27 July 1998 00:00 [Source: ICB Americas]FMC Corporation will mothball its original 100-million-pound hydrogen peroxide production line at its facility in Bayport, Tex., reducing the company's North American capacity by nearly 25 percent. FMC says the mothballed capacity will not be needed for the foreseeable future and the closure will reduce costs.
The company stresses that the reduction in its capacity will not affect its ability to supply current and anticipated near-term customers, though it partially reduces the substantial capacity underutilization that has plagued both the company and the industry.
FMC expanded the Bayport site by 140 million pounds in 1996 based on demand projections that never materialized. That new capacity will remain in operation.
Other peroxide producers also raised their capacities in anticipation of stringent government legislation to reduce the use of chlorine in pulp bleaching.
Two years ago, EPA was believed to be leaning toward total chlorine free (TCF) bleaching rather than elemental chlorine free (ECF) bleaching, but ECF prevailed. TCF would have required far more hydrogen peroxide than ECF, which allows pulp manufacturers to use chlorine dioxide made from sodium chlorate.

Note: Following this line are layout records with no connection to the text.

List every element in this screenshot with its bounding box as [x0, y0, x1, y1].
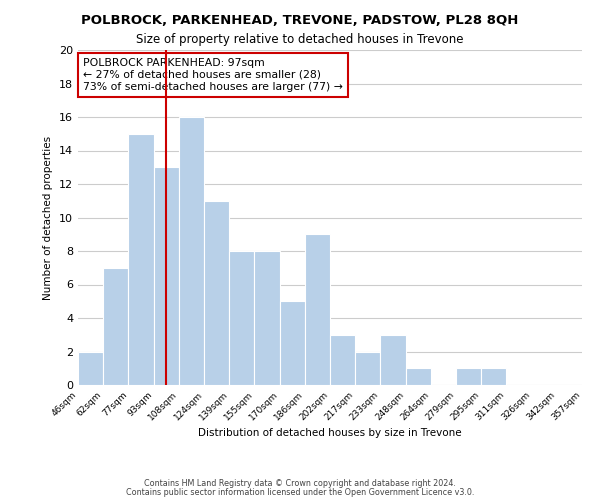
Bar — [280, 301, 305, 385]
Bar — [330, 335, 355, 385]
Bar — [78, 352, 103, 385]
Bar — [128, 134, 154, 385]
Bar — [154, 167, 179, 385]
Text: Contains HM Land Registry data © Crown copyright and database right 2024.: Contains HM Land Registry data © Crown c… — [144, 478, 456, 488]
Bar — [229, 251, 254, 385]
Text: POLBROCK PARKENHEAD: 97sqm
← 27% of detached houses are smaller (28)
73% of semi: POLBROCK PARKENHEAD: 97sqm ← 27% of deta… — [83, 58, 343, 92]
Bar — [481, 368, 506, 385]
Text: Size of property relative to detached houses in Trevone: Size of property relative to detached ho… — [136, 32, 464, 46]
Bar — [380, 335, 406, 385]
Bar — [355, 352, 380, 385]
Bar — [305, 234, 330, 385]
Y-axis label: Number of detached properties: Number of detached properties — [43, 136, 53, 300]
X-axis label: Distribution of detached houses by size in Trevone: Distribution of detached houses by size … — [198, 428, 462, 438]
Text: POLBROCK, PARKENHEAD, TREVONE, PADSTOW, PL28 8QH: POLBROCK, PARKENHEAD, TREVONE, PADSTOW, … — [82, 14, 518, 27]
Text: Contains public sector information licensed under the Open Government Licence v3: Contains public sector information licen… — [126, 488, 474, 497]
Bar — [254, 251, 280, 385]
Bar — [179, 117, 204, 385]
Bar — [406, 368, 431, 385]
Bar — [204, 200, 229, 385]
Bar — [103, 268, 128, 385]
Bar — [456, 368, 481, 385]
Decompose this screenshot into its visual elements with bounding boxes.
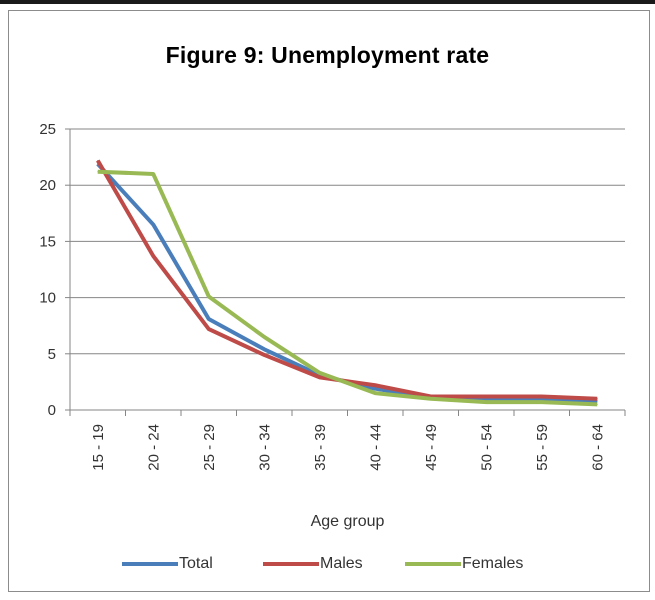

The emergence of ECF bleaching, coupled with a recession in the pulp industry in early 1996, have been the leading causes of oversupply in the peroxide industry. Peroxide producers planned their expansions based on the 10 percent annual growth H2O2 enjoyed over the past decade and an expected continuation of such growth through 2000.
"FMC has commoditized its cost structure over the last 12 to 18 months and significant cost improvements have been achieved in all aspects of our business," says Dan Summers, the company's business manager for hydrogen peroxide. "However, these costs reductions have been unable to offset the failure of expected demand to materialize."
Mr. Summers calls the mothballing of underutilized capacity at Bayport an unpleasant but necessary response to the current market.